Basically the plants, algae and yeastgoing by the patent application are listed to point out the various ingredients that can be extracted from these natural materials to create emulsions and dispersions using the method they have patented. As typical examples of lipid ingredients contained in these plants the patent cites enumerated fatty acids, glycerides, complex lipids, terpenoids, steroids, and prostaglandins as some of them. Nowhere in the patent application is there any proprietary claim on Kothala Himbutu or any ingredient derived from it or from the other plants, algae and yeast.

Kothala Himbutu (Salacia reticulata) is also found in India and secondly a simple Internet search showed that there are close to 22 Indian suppliers who export Kothala Himbutu worldwide. This is considering there were only one supplier in Japan and one supplier in Sri Lanka. The eight patents Fujifilm Corporation has supposedly filed for Salacia are for eight methods of preparing emulsions using their methods and nowhere do they claim in those preparation processes that Salacia is an ingredient and they are patenting it, unless of course there is another patent application not in the public domain that does so.

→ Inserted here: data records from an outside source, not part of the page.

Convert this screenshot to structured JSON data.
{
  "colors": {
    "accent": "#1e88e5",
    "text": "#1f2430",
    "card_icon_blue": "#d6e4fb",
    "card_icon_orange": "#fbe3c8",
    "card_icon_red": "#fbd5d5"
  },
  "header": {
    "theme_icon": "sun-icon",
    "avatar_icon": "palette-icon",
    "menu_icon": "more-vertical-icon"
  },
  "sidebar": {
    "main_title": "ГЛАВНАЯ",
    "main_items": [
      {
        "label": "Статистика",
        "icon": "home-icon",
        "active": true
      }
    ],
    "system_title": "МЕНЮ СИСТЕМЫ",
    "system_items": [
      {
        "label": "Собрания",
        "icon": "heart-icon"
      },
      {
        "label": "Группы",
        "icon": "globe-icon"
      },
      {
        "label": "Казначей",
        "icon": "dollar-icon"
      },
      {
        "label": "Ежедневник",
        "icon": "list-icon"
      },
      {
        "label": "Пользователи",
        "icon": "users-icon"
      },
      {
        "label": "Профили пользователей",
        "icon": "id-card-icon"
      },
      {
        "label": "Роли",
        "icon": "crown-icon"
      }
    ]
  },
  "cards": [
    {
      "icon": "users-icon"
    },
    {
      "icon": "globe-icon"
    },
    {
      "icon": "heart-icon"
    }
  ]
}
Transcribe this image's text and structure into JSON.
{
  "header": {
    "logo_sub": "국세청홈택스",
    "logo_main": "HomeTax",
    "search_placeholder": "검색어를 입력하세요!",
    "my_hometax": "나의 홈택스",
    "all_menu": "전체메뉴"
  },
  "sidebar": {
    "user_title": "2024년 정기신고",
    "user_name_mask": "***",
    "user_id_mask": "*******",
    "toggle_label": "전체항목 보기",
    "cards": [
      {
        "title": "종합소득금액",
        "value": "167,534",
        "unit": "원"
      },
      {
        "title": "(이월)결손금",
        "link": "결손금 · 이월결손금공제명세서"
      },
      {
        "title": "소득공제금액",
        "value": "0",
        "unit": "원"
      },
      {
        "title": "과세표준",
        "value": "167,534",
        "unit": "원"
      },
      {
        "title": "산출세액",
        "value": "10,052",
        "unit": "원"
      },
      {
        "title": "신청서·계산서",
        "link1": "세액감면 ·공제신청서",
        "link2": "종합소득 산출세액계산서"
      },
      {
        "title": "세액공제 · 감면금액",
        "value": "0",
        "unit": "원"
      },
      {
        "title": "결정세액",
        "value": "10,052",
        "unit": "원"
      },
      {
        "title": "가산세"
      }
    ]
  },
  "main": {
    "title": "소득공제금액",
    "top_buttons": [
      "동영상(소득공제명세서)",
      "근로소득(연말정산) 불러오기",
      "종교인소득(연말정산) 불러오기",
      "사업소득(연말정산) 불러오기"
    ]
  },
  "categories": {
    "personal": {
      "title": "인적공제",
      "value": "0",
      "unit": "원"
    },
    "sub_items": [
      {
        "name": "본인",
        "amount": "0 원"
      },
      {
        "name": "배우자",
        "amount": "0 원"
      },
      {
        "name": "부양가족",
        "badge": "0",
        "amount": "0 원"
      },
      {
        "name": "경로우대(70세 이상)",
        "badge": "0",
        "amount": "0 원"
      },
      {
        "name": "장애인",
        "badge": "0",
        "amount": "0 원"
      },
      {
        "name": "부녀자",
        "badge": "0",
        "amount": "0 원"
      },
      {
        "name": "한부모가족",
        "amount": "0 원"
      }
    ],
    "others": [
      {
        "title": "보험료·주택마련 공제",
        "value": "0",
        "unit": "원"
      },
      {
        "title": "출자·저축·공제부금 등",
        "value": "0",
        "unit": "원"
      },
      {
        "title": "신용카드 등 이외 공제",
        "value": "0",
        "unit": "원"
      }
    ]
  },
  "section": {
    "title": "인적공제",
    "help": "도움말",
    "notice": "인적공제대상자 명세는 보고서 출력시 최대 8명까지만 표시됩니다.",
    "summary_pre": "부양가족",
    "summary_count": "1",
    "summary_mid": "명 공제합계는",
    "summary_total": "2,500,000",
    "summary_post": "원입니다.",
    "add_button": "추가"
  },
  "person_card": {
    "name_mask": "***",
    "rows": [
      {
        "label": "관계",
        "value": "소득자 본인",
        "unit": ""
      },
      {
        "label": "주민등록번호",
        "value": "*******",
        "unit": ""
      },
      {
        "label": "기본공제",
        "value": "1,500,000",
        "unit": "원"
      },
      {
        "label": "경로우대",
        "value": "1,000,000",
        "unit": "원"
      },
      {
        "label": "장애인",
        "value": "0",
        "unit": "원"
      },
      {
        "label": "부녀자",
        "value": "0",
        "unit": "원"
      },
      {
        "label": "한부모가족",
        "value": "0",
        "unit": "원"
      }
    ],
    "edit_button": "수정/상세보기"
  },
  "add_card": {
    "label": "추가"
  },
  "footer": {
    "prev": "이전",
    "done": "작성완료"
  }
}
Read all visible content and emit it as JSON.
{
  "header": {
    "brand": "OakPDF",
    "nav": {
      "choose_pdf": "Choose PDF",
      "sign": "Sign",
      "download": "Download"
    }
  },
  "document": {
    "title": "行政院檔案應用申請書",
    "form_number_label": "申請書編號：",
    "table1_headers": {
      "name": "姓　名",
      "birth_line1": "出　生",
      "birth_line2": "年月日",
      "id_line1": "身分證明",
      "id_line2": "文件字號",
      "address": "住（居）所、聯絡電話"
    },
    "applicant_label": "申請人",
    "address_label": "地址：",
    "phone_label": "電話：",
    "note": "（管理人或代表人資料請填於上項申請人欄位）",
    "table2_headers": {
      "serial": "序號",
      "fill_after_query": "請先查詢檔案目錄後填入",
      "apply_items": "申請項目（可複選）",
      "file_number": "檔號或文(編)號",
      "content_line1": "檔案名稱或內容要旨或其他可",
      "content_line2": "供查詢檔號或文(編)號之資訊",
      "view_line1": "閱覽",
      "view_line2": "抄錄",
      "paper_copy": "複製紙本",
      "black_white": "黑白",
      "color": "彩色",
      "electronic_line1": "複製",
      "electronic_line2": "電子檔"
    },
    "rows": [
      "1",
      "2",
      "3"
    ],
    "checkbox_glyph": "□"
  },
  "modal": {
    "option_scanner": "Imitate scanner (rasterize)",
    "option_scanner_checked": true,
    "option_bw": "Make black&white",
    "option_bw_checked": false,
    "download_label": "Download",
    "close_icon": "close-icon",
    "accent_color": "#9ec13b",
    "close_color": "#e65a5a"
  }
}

Bio-piracy is a threat we should be aware of and have measures in place to combat. The more important lesson that can be learned from this issue is that other countries are investing heavily on research using natural ingredients and why we are not? If we are smart then we should try to emulate these efforts since very little similar research has been conducted by Sri Lankan scientists or scientific institutions on our natural resources. The biggest question again is why? Sri Lanka has scientists and science practitioners in its scientific community who have brought incredible credit to the country and have earned the respect and commendations of the international community and continue to do so.

The reality is they face many challenges when it comes to conducting research either in the laboratory or in the field in Sri Lanka. The biggest challenge is the incredible stubbornness and obstinacy in many Government institutions to support and encourage research and the lack of Government and institutional support to conduct research.

There are Research Committees established in some Government institutions whose only function it seems is to refuse permission for proposals that are submitted to do research! Pedantic and archaic legislature does not help matters either. While it is important to establish a national task force to address the issues of bio-piracy, indigenous biodiversity and knowledge it is as equally or more important to address the issues such as why there is no similar research being conducted in Sri Lanka and why there is so little Government and institutional support to conduct basic and specific scientific research in the country.